Teurere Parkplätze am Bürgerhaus

Die monatlichen Sondertarife für Dauerparker in der Tiefgarage in der Sendener Innenstadt werden teurer.

Senden erhöht die Tarife der Tiefgarage. Warum sie im Vergleich günstig ist

Die Stadt Senden erhöht zum Teil die Preise für die Tiefgarage am Bürgerhaus. Betroffen sind die Sondertarife für Dauerparkplätze. Diese billigeren Stellplätze dürfen tagsüber von Montag bis Freitag und am Samstag bis 14 Uhr genutzt werden. Bisher kostet einer monatlich 15 Euro, die Verwaltung regte an, diesen Preis auf 30 Euro zu erhöhen. Diese Anhebung würde der Stadt im Jahr rund 10000 Euro in die Kassen spülen – dies würde den zu leistenden finanziellen Ausgleich der Stadt für die Tiefgarage etwas reduzieren.

In dem Parkhaus sind um die 65 Stellflächen an Beschäftigte in der Innenstadt vermietet. Seit dem Jahr 2009 sind die Preise gleich, die Kosten für einen Dauerparkplatz ohne zeitliche Begrenzung wurden vor knapp vier Jahren auf 35 Euro im Monat erhöht. Die Stadträte stimmten dem Vorschlag zu, einige waren jedoch dagegen, den monatlichen Betrag gleich zu verdoppeln. Im Gegensatz zu anderen Städten seien die 30 Euro jedoch immer noch vertretbar, sagte Bürgermeister Raphael Bögge. Ein Vergleich: In Ulm kosten die Dauerparkplätze, allerdings für 24 Stunden, mehr. Am Rathaus werden 140 Euro fällig, parken im Deutschhaus kostet 159 Euro pro Monat – aber in einem eigenen Bereich. Im Salzstadel und Fischerviertel zahlen Autofahrer 120 Euro. Nach Auskunft der Parkbetriebsgesellschaft gibt es derzeit keine freien Dauerparkplätze mehr, alle Interessierten müssen auf eine Warteliste. Ulm bietet auch Nachttarife an, diese kosten 29 Euro im Monat.

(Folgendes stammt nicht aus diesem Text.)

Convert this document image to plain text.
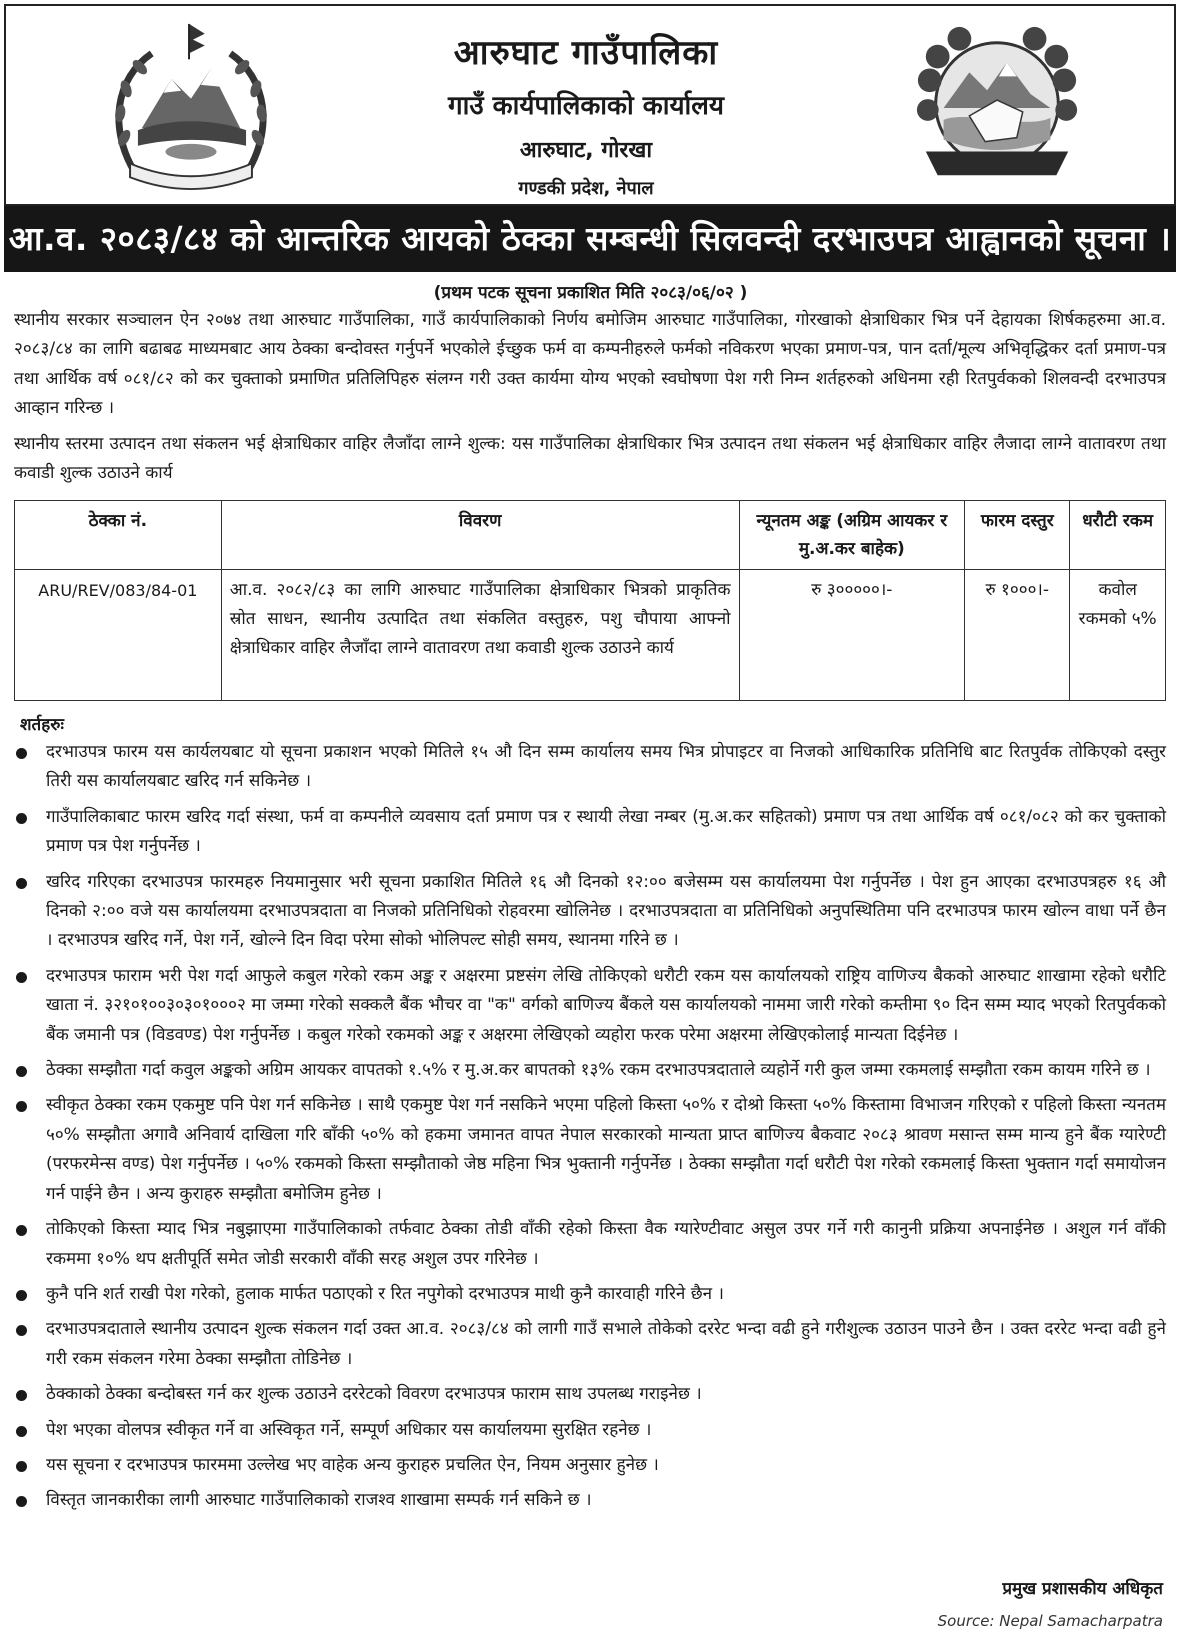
आरुघाट गाउँपालिका
गाउँ कार्यपालिकाको कार्यालय
आरुघाट, गोरखा
गण्डकी प्रदेश, नेपाल
आ.व. २०८३/८४ को आन्तरिक आयको ठेक्का सम्बन्धी सिलवन्दी दरभाउपत्र आह्वानको सूचना ।
(प्रथम पटक सूचना प्रकाशित मिति २०८३/०६/०२ )
स्थानीय सरकार सञ्चालन ऐन २०७४ तथा आरुघाट गाउँपालिका, गाउँ कार्यपालिकाको निर्णय बमोजिम आरुघाट गाउँपालिका, गोरखाको क्षेत्राधिकार भित्र पर्ने देहायका शिर्षकहरुमा आ.व. २०८३/८४ का लागि बढाबढ माध्यमबाट आय ठेक्का बन्दोवस्त गर्नुपर्ने भएकोले ईच्छुक फर्म वा कम्पनीहरुले फर्मको नविकरण भएका प्रमाण-पत्र, पान दर्ता/मूल्य अभिवृद्धिकर दर्ता प्रमाण-पत्र तथा आर्थिक वर्ष ०८१/८२ को कर चुक्ताको प्रमाणित प्रतिलिपिहरु संलग्न गरी उक्त कार्यमा योग्य भएको स्वघोषणा पेश गरी निम्न शर्तहरुको अधिनमा रही रितपुर्वकको शिलवन्दी दरभाउपत्र आव्हान गरिन्छ ।
स्थानीय स्तरमा उत्पादन तथा संकलन भई क्षेत्राधिकार वाहिर लैजाँदा लाग्ने शुल्क: यस गाउँपालिका क्षेत्राधिकार भित्र उत्पादन तथा संकलन भई क्षेत्राधिकार वाहिर लैजादा लाग्ने वातावरण तथा कवाडी शुल्क उठाउने कार्य
ठेक्का नं.	विवरण	न्यूनतम अङ्क (अग्रिम आयकर र मु.अ.कर बाहेक)	फारम दस्तुर	धरौटी रकम
ARU/REV/083/84-01	आ.व. २०८२/८३ का लागि आरुघाट गाउँपालिका क्षेत्राधिकार भित्रको प्राकृतिक स्रोत साधन, स्थानीय उत्पादित तथा संकलित वस्तुहरु, पशु चौपाया आफ्नो क्षेत्राधिकार वाहिर लैजाँदा लाग्ने वातावरण तथा कवाडी शुल्क उठाउने कार्य	रु ३०००००।-	रु १०००।-	कवोल रकमको ५%
शर्तहरुः
दरभाउपत्र फारम यस कार्यलयबाट यो सूचना प्रकाशन भएको मितिले १५ औ दिन सम्म कार्यालय समय भित्र प्रोपाइटर वा निजको आधिकारिक प्रतिनिधि बाट रितपुर्वक तोकिएको दस्तुर तिरी यस कार्यालयबाट खरिद गर्न सकिनेछ ।
गाउँपालिकाबाट फारम खरिद गर्दा संस्था, फर्म वा कम्पनीले व्यवसाय दर्ता प्रमाण पत्र र स्थायी लेखा नम्बर (मु.अ.कर सहितको) प्रमाण पत्र तथा आर्थिक वर्ष ०८१/०८२ को कर चुक्ताको प्रमाण पत्र पेश गर्नुपर्नेछ ।
खरिद गरिएका दरभाउपत्र फारमहरु नियमानुसार भरी सूचना प्रकाशित मितिले १६ औ दिनको १२:०० बजेसम्म यस कार्यालयमा पेश गर्नुपर्नेछ । पेश हुन आएका दरभाउपत्रहरु १६ औ दिनको २:०० वजे यस कार्यालयमा दरभाउपत्रदाता वा निजको प्रतिनिधिको रोहवरमा खोलिनेछ । दरभाउपत्रदाता वा प्रतिनिधिको अनुपस्थितिमा पनि दरभाउपत्र फारम खोल्न वाधा पर्ने छैन । दरभाउपत्र खरिद गर्ने, पेश गर्ने, खोल्ने दिन विदा परेमा सोको भोलिपल्ट सोही समय, स्थानमा गरिने छ ।
दरभाउपत्र फाराम भरी पेश गर्दा आफुले कबुल गरेको रकम अङ्क र अक्षरमा प्रष्टसंग लेखि तोकिएको धरौटी रकम यस कार्यालयको राष्ट्रिय वाणिज्य बैकको आरुघाट शाखामा रहेको धरौटि खाता नं. ३२१०१००३०३०१०००२ मा जम्मा गरेको सक्कलै बैंक भौचर वा "क" वर्गको बाणिज्य बैंकले यस कार्यालयको नाममा जारी गरेको कम्तीमा ९० दिन सम्म म्याद भएको रितपुर्वकको बैंक जमानी पत्र (विडवण्ड) पेश गर्नुपर्नेछ । कबुल गरेको रकमको अङ्क र अक्षरमा लेखिएको व्यहोरा फरक परेमा अक्षरमा लेखिएकोलाई मान्यता दिईनेछ ।
ठेक्का सम्झौता गर्दा कवुल अङ्कको अग्रिम आयकर वापतको १.५% र मु.अ.कर बापतको १३% रकम दरभाउपत्रदाताले व्यहोर्ने गरी कुल जम्मा रकमलाई सम्झौता रकम कायम गरिने छ ।
स्वीकृत ठेक्का रकम एकमुष्ट पनि पेश गर्न सकिनेछ । साथै एकमुष्ट पेश गर्न नसकिने भएमा पहिलो किस्ता ५०% र दोश्रो किस्ता ५०% किस्तामा विभाजन गरिएको र पहिलो किस्ता न्यनतम ५०% सम्झौता अगावै अनिवार्य दाखिला गरि बाँकी ५०% को हकमा जमानत वापत नेपाल सरकारको मान्यता प्राप्त बाणिज्य बैकवाट २०८३ श्रावण मसान्त सम्म मान्य हुने बैंक ग्यारेण्टी (परफरमेन्स वण्ड) पेश गर्नुपर्नेछ । ५०% रकमको किस्ता सम्झौताको जेष्ठ महिना भित्र भुक्तानी गर्नुपर्नेछ । ठेक्का सम्झौता गर्दा धरौटी पेश गरेको रकमलाई किस्ता भुक्तान गर्दा समायोजन गर्न पाईने छैन । अन्य कुराहरु सम्झौता बमोजिम हुनेछ ।
तोकिएको किस्ता म्याद भित्र नबुझाएमा गाउँपालिकाको तर्फवाट ठेक्का तोडी वाँकी रहेको किस्ता वैक ग्यारेण्टीवाट असुल उपर गर्ने गरी कानुनी प्रक्रिया अपनाईनेछ । अशुल गर्न वाँकी रकममा १०% थप क्षतीपूर्ति समेत जोडी सरकारी वाँकी सरह अशुल उपर गरिनेछ ।
कुनै पनि शर्त राखी पेश गरेको, हुलाक मार्फत पठाएको र रित नपुगेको दरभाउपत्र माथी कुनै कारवाही गरिने छैन ।
दरभाउपत्रदाताले स्थानीय उत्पादन शुल्क संकलन गर्दा उक्त आ.व. २०८३/८४ को लागी गाउँ सभाले तोकेको दररेट भन्दा वढी हुने गरीशुल्क उठाउन पाउने छैन । उक्त दररेट भन्दा वढी हुने गरी रकम संकलन गरेमा ठेक्का सम्झौता तोडिनेछ ।
ठेक्काको ठेक्का बन्दोबस्त गर्न कर शुल्क उठाउने दररेटको विवरण दरभाउपत्र फाराम साथ उपलब्ध गराइनेछ ।
पेश भएका वोलपत्र स्वीकृत गर्ने वा अस्विकृत गर्ने, सम्पूर्ण अधिकार यस कार्यालयमा सुरक्षित रहनेछ ।
यस सूचना र दरभाउपत्र फारममा उल्लेख भए वाहेक अन्य कुराहरु प्रचलित ऐन, नियम अनुसार हुनेछ ।
विस्तृत जानकारीका लागी आरुघाट गाउँपालिकाको राजश्व शाखामा सम्पर्क गर्न सकिने छ ।
प्रमुख प्रशासकीय अधिकृत
Source: Nepal Samacharpatra
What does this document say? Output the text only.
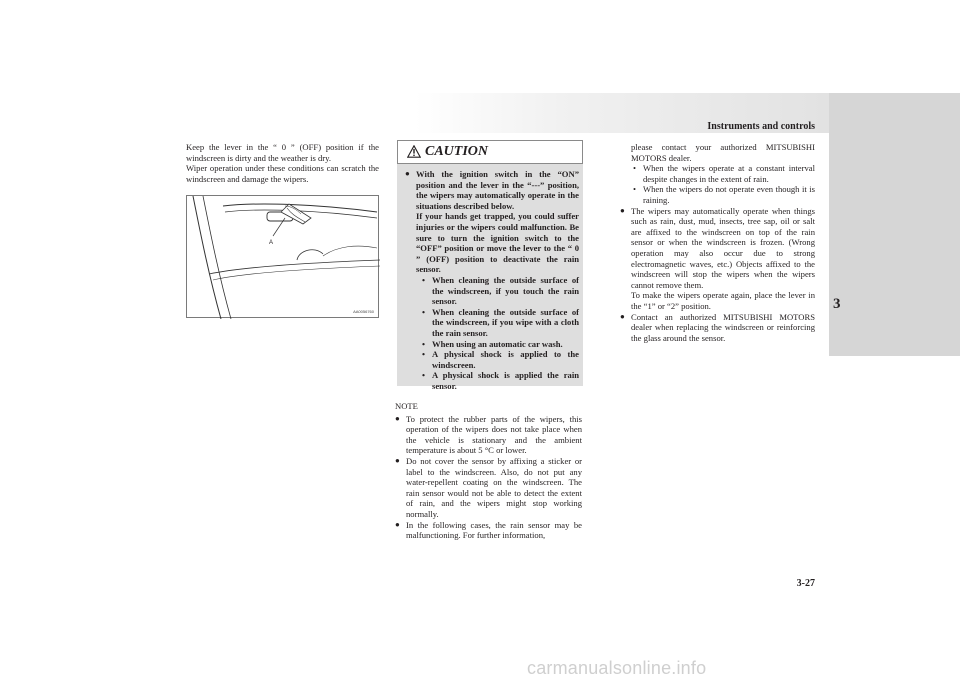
Instruments and controls
3

Keep the lever in the “ 0 ” (OFF) position if the windscreen is dirty and the weather is dry.

Wiper operation under these conditions can scratch the windscreen and damage the wipers.

A
AA0056760
CAUTION
● With the ignition switch in the “ON” position and the lever in the “---” position, the wipers may automatically operate in the situations described below.
If your hands get trapped, you could suffer injuries or the wipers could malfunction. Be sure to turn the ignition switch to the “OFF” position or move the lever to the “ 0 ” (OFF) position to deactivate the rain sensor.
• When cleaning the outside surface of the windscreen, if you touch the rain sensor.
• When cleaning the outside surface of the windscreen, if you wipe with a cloth the rain sensor.
• When using an automatic car wash.
• A physical shock is applied to the windscreen.
• A physical shock is applied the rain sensor.
NOTE
● To protect the rubber parts of the wipers, this operation of the wipers does not take place when the vehicle is stationary and the ambient temperature is about 5 °C or lower.
● Do not cover the sensor by affixing a sticker or label to the windscreen. Also, do not put any water-repellent coating on the windscreen. The rain sensor would not be able to detect the extent of rain, and the wipers might stop working normally.
● In the following cases, the rain sensor may be malfunctioning. For further information,
please contact your authorized MITSUBISHI MOTORS dealer.
• When the wipers operate at a constant interval despite changes in the extent of rain.
• When the wipers do not operate even though it is raining.
● The wipers may automatically operate when things such as rain, dust, mud, insects, tree sap, oil or salt are affixed to the windscreen on top of the rain sensor or when the windscreen is frozen. (Wrong operation may also occur due to strong electromagnetic waves, etc.) Objects affixed to the windscreen will stop the wipers when the wipers cannot remove them.
To make the wipers operate again, place the lever in the “1” or “2” position.
● Contact an authorized MITSUBISHI MOTORS dealer when replacing the windscreen or reinforcing the glass around the sensor.
3-27
carmanualsonline.info
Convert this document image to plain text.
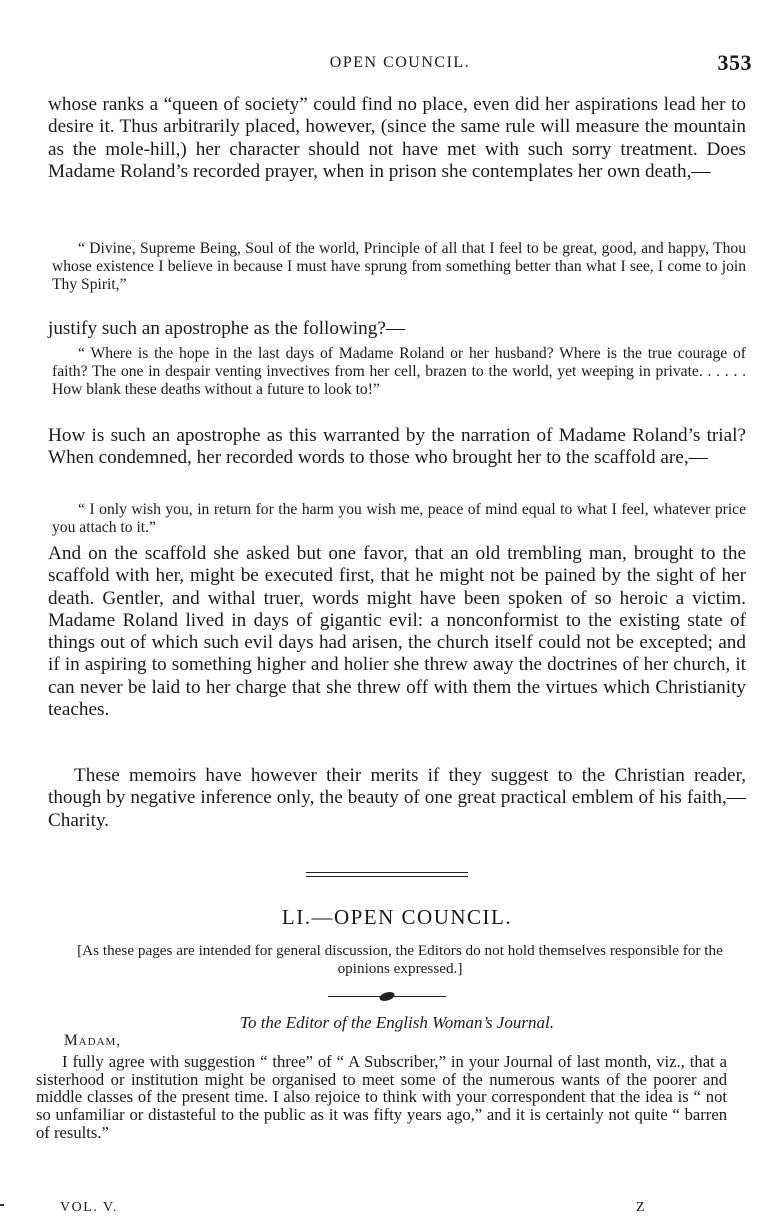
OPEN COUNCIL.	353

whose ranks a “queen of society” could find no place, even did her aspirations lead her to desire it. Thus arbitrarily placed, however, (since the same rule will measure the mountain as the mole-hill,) her character should not have met with such sorry treatment. Does Madame Roland’s recorded prayer, when in prison she contemplates her own death,—

“ Divine, Supreme Being, Soul of the world, Principle of all that I feel to be great, good, and happy, Thou whose existence I believe in because I must have sprung from something better than what I see, I come to join Thy Spirit,”

justify such an apostrophe as the following?—

“ Where is the hope in the last days of Madame Roland or her husband? Where is the true courage of faith? The one in despair venting invectives from her cell, brazen to the world, yet weeping in private. . . . . . How blank these deaths without a future to look to!”

How is such an apostrophe as this warranted by the narration of Madame Roland’s trial? When condemned, her recorded words to those who brought her to the scaffold are,—

“ I only wish you, in return for the harm you wish me, peace of mind equal to what I feel, whatever price you attach to it.”

And on the scaffold she asked but one favor, that an old trembling man, brought to the scaffold with her, might be executed first, that he might not be pained by the sight of her death. Gentler, and withal truer, words might have been spoken of so heroic a victim. Madame Roland lived in days of gigantic evil: a nonconformist to the existing state of things out of which such evil days had arisen, the church itself could not be excepted; and if in aspiring to something higher and holier she threw away the doctrines of her church, it can never be laid to her charge that she threw off with them the virtues which Christianity teaches.

These memoirs have however their merits if they suggest to the Christian reader, though by negative inference only, the beauty of one great practical emblem of his faith,—Charity.

LI.—OPEN COUNCIL.
[As these pages are intended for general discussion, the Editors do not hold themselves responsible for the opinions expressed.]
To the Editor of the English Woman’s Journal.
Madam,

I fully agree with suggestion “ three” of “ A Subscriber,” in your Journal of last month, viz., that a sisterhood or institution might be organised to meet some of the numerous wants of the poorer and middle classes of the present time. I also rejoice to think with your correspondent that the idea is “ not so unfamiliar or distasteful to the public as it was fifty years ago,” and it is certainly not quite “ barren of results.”

VOL. V.	Z
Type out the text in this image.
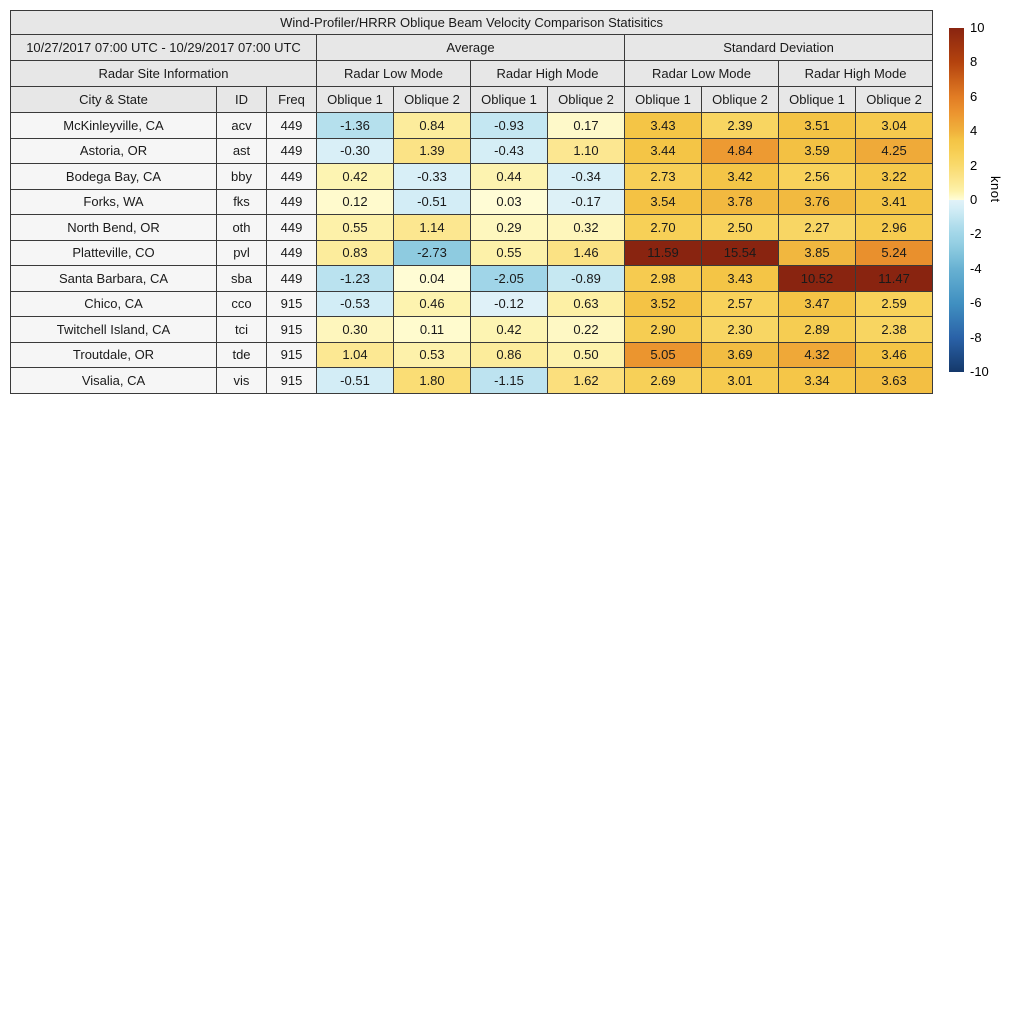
Wind-Profiler/HRRR Oblique Beam Velocity Comparison Statisitics										
10/27/2017 07:00 UTC - 10/29/2017 07:00 UTC			Average				Standard Deviation			
Radar Site Information			Radar Low Mode		Radar High Mode		Radar Low Mode		Radar High Mode	
City & State	ID	Freq	Oblique 1	Oblique 2	Oblique 1	Oblique 2	Oblique 1	Oblique 2	Oblique 1	Oblique 2
McKinleyville, CA	acv	449	-1.36	0.84	-0.93	0.17	3.43	2.39	3.51	3.04
Astoria, OR	ast	449	-0.30	1.39	-0.43	1.10	3.44	4.84	3.59	4.25
Bodega Bay, CA	bby	449	0.42	-0.33	0.44	-0.34	2.73	3.42	2.56	3.22
Forks, WA	fks	449	0.12	-0.51	0.03	-0.17	3.54	3.78	3.76	3.41
North Bend, OR	oth	449	0.55	1.14	0.29	0.32	2.70	2.50	2.27	2.96
Platteville, CO	pvl	449	0.83	-2.73	0.55	1.46	11.59	15.54	3.85	5.24
Santa Barbara, CA	sba	449	-1.23	0.04	-2.05	-0.89	2.98	3.43	10.52	11.47
Chico, CA	cco	915	-0.53	0.46	-0.12	0.63	3.52	2.57	3.47	2.59
Twitchell Island, CA	tci	915	0.30	0.11	0.42	0.22	2.90	2.30	2.89	2.38
Troutdale, OR	tde	915	1.04	0.53	0.86	0.50	5.05	3.69	4.32	3.46
Visalia, CA	vis	915	-0.51	1.80	-1.15	1.62	2.69	3.01	3.34	3.63
10
8
6
4
2
0
-2
-4
-6
-8
-10
knot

Der Tageshöchstsatz liegt in Senden bei vier Euro. In der Ulmer Innenstadt kosten die Parkhäuser zwölf Euro am Tag. In Neu-Ulm kostet etwa das Brückenhaus auch zwölf Euro, die anderen Tagessätze liegen bei neun Euro, in der Glacis Galerie sind es fünf pro Tag.

In der Sendener Tiefgarage halte man die Tarife jedoch extra gering, damit die Leute dort ihr Auto abstellen und so die Straßen nicht vollgeparkt werden. Das brachte Maren Bachmann (SPD) auf das Thema Blumenweg. Sie wollte wissen, wie das kostenlose Parken in der ersten Zeit dort aufgenommen wird. Laut Bögge gibt es dazu positive Rückmeldungen, jedoch noch keine Auswertung. Zurzeit parken die Bewohner der Gartenstraße dort, weil diese saniert wird. (cao)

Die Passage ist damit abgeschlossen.